@MEmerson2 Admittedly, the explanation I listed before was only my best guess as to how QuickBooks is set up to calculate the federal tax withholding. Your approach is the correct way to go about it, but in my experience, logic and QuickBooks' design choices rarely seem to keep company lately.
To your second question, that's an easier one.
If you click on the Lists menu at the top of the QuickBooks program, you'll see a Payroll Item List option.
Click on that, and it will open a window listing all of your different payroll items, which government office they are paid to and, more importantly, the tax rate they should be using to calculate their respective taxes.
Unfortunately, the behaviour I suggested would not reflect there. It's just the catch-up mechanism QuickBooks employs behind the scenes when things go wrong.

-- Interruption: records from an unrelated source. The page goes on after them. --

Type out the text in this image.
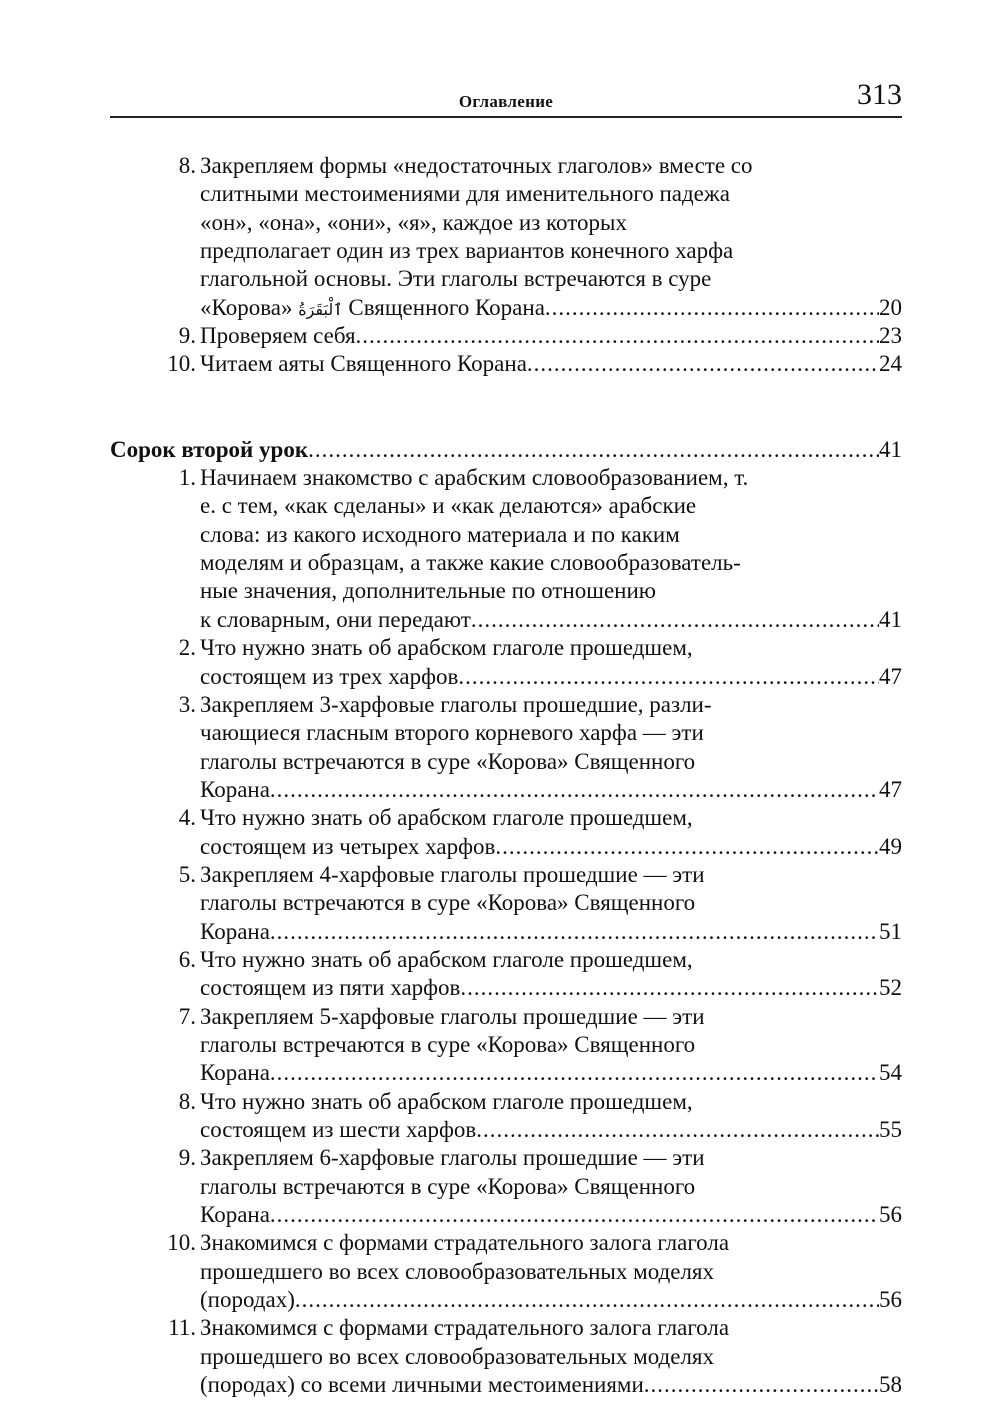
Оглавление	313
8. Закрепляем формы «недостаточных глаголов» вместе со
слитными местоимениями для именительного падежа
«он», «она», «они», «я», каждое из которых
предполагает один из трех вариантов конечного харфа
глагольной основы. Эти глаголы встречаются в суре
«Корова» ٱلْبَقَرَةُ Священного Корана .....	20
9. Проверяем себя .....	23
10. Читаем аяты Священного Корана .....	24
Сорок второй урок .....	41
1. Начинаем знакомство с арабским словообразованием, т.
е. с тем, «как сделаны» и «как делаются» арабские
слова: из какого исходного материала и по каким
моделям и образцам, а также какие словообразователь-
ные значения, дополнительные по отношению
к словарным, они передают .....	41
2. Что нужно знать об арабском глаголе прошедшем,
состоящем из трех харфов .....	47
3. Закрепляем 3-харфовые глаголы прошедшие, разли-
чающиеся гласным второго корневого харфа — эти
глаголы встречаются в суре «Корова» Священного
Корана .....	47
4. Что нужно знать об арабском глаголе прошедшем,
состоящем из четырех харфов .....	49
5. Закрепляем 4-харфовые глаголы прошедшие — эти
глаголы встречаются в суре «Корова» Священного
Корана .....	51
6. Что нужно знать об арабском глаголе прошедшем,
состоящем из пяти харфов .....	52
7. Закрепляем 5-харфовые глаголы прошедшие — эти
глаголы встречаются в суре «Корова» Священного
Корана .....	54
8. Что нужно знать об арабском глаголе прошедшем,
состоящем из шести харфов .....	55
9. Закрепляем 6-харфовые глаголы прошедшие — эти
глаголы встречаются в суре «Корова» Священного
Корана .....	56
10. Знакомимся с формами страдательного залога глагола
прошедшего во всех словообразовательных моделях
(породах) .....	56
11. Знакомимся с формами страдательного залога глагола
прошедшего во всех словообразовательных моделях
(породах) со всеми личными местоимениями .....	58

For instance, if the State Unemployment tax rate had not been updated for the first month or so of the year, but was then corrected, QuickBooks would offer to 'catch-up' or 'catch-down' the future Unemployment associated with each respective employee's future paychecks. This one is less problematic since it's a company contribution tax, not a tax that is held out of a paycheck.
If the rate was originally too high, it'll assign less or even no Unemployment tax until the wages reach a point where they align with the YTD Unemployment tax for that particular employee. Reverse the concept for if the rate was originally too low.
Medicare and Social Security will absolutely behave the same way if, for whatever reason, they weren't being calculated correctly earlier in the year. The displayed tax % won't change in the Payroll Item List, but they will still inflate (or deflate) their respective withholding amounts until the YTD Social Security tax is 6.2% of the YTD gross wages, and/or the YTD Medicare tax is 1.45% of the YTD gross wages.
Usually, these two taxes do not go wrong unless payroll hasn't been updated in a long time. After so many missed updates, QuickBooks has a habit of just turning off payroll tax calculation in general.